By Michael Leach
What could prompt a cardinal to sing on the recent near-zero mornings? Personally I find little to sing about these days, especially with frozen tonsils a distinct possibility when inhaling deeply.
Certainly this early bird can’t expect to be the first at the worms. They’re close to China by now to escape my permafrost backyard.
If the male of the species does something seemingly stupid, like singing in the rain or arctic temperatures, instincts relating to sex or territory are usually to blame. Could it be he will win choice territory with these daring, macho solos? In recent years I’ve noticed male cardinals start singing in early February. My guess is growing day length could be the trigger, rather than temperatures.
Yet in a few weeks temperature will play a part. Temperature helps time the birds’ songfests, not their desire to make morning coffee a more pleasant experience.
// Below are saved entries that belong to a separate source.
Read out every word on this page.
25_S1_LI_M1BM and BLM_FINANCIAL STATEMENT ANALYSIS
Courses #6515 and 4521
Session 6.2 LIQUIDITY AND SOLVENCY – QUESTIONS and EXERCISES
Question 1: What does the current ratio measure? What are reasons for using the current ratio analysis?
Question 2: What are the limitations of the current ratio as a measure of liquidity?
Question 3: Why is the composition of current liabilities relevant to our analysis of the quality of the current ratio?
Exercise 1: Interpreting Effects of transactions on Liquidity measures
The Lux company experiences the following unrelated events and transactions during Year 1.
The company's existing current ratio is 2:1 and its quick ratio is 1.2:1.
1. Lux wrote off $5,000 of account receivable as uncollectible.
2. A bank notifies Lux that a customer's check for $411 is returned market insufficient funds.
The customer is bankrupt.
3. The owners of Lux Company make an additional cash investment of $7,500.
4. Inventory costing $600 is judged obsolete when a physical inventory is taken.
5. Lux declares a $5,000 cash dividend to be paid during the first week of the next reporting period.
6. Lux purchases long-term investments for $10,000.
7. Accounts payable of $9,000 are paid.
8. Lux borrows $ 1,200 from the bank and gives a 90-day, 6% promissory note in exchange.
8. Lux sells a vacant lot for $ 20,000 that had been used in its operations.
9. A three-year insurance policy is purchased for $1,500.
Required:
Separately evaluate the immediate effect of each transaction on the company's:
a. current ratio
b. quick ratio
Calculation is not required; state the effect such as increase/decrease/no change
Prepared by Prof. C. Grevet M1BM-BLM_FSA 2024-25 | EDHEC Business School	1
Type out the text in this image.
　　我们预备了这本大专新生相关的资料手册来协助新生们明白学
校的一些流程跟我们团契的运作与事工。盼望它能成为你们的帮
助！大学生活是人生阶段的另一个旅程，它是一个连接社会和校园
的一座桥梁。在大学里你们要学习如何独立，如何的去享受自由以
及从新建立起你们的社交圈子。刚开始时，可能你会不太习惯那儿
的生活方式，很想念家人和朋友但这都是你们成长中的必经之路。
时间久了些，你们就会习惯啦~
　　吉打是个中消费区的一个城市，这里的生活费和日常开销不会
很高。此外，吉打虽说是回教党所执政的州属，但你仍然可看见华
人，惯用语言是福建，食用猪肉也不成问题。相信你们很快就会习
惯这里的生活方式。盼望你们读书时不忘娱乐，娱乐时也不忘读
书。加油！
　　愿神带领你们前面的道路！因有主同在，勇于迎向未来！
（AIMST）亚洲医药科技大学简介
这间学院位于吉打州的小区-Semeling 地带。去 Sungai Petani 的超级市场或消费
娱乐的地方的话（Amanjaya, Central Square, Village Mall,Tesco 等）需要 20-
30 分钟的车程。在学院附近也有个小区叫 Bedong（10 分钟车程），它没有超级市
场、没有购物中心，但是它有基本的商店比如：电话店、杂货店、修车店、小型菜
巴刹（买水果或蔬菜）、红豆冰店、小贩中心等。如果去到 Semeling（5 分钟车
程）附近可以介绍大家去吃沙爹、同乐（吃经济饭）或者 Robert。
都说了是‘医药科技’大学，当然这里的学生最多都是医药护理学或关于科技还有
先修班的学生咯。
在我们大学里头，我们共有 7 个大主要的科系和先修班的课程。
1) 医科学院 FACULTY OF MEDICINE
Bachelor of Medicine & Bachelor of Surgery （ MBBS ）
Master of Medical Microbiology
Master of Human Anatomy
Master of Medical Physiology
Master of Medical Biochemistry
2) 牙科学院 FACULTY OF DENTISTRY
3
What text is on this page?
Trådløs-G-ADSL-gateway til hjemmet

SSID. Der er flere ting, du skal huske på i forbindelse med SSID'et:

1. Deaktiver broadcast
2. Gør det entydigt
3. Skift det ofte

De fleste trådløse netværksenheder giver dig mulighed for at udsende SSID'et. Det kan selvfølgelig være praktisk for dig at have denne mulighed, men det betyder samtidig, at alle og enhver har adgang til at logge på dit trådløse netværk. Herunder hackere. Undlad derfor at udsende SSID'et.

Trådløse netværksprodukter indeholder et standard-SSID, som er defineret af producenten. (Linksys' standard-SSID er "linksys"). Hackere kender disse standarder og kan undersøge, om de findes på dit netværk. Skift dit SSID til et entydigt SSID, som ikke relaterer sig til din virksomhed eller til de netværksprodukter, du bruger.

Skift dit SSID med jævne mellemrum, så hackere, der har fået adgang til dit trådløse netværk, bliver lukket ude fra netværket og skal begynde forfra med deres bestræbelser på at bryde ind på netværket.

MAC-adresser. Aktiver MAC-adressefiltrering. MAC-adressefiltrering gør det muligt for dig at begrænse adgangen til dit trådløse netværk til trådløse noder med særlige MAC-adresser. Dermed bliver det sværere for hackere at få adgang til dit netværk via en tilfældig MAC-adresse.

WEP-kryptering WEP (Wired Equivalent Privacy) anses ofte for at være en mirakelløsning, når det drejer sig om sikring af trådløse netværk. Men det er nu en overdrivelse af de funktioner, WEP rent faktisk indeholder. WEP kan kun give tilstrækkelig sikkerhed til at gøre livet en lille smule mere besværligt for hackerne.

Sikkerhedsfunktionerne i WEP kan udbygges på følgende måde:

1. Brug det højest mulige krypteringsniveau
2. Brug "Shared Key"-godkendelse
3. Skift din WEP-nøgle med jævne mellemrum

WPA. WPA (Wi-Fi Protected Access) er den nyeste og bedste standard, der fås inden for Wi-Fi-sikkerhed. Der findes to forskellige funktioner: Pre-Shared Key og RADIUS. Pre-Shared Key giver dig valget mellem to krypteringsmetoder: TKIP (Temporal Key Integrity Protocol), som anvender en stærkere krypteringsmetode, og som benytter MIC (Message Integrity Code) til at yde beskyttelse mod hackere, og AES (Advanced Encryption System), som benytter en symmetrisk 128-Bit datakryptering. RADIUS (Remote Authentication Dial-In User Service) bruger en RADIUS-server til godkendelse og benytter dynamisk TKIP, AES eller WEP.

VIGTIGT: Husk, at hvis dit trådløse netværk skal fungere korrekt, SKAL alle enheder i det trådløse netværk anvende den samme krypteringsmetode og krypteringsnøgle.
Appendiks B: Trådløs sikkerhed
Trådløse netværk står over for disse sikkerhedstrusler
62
Birds need to send their messages as far as possible. While they probably know little more than I do about the physics of sound, they’e learned to take advantage of air temperatures.
In her engagingly educational book, On Looking: 11 Walks with Expert Eyes (Scribner), Alexandra Horowitz writes delightfully about walks she took with gurus in various fields of study. One is a sound designer and engineer, who works in theaters and many other venues. Birds take advantage of air inversions according to him.
Sound moving though a warm layer of air, with a cool layer nearby, travels farther before weakening and fading away. “This is why you will hear the most birds singing at dusk and dawn. After a cold night, when the earth is chilled, the ground layer is cool and the layers above the treetops are warmer …,” Horowitz writes. “A bird singing at dawn can send his tuneful song farther along the treetops than it otherwise would.”
At noon few birds sing because the warm air diffuses the sound making singing a wasted effort. (Perhaps, like me, they prefer a short siesta.)
All this is fine for warmer weather singing but this daring cardinal reminds me of Thomas Hardy’s poem, “The Darkling Thrush.”
The poet describes a depressingly bleak winter dusk, something all Midwesterners have experienced once too often this bitter season. He hears a thrush “… in blast-beruffled plume” singing “..a full-hearted evensong of joy illimited.”
He continues,
So little cause for caroling
Of such ecstatic sound
Was written on terrestrial things
Afar or nigh around,
That I could think there trembled through
His happy good-night air
Some blessed Hope, whereof he knew
And I was unaware.
Forgive me science, but this cardinal is a glowing, red herald of brighter days ahead.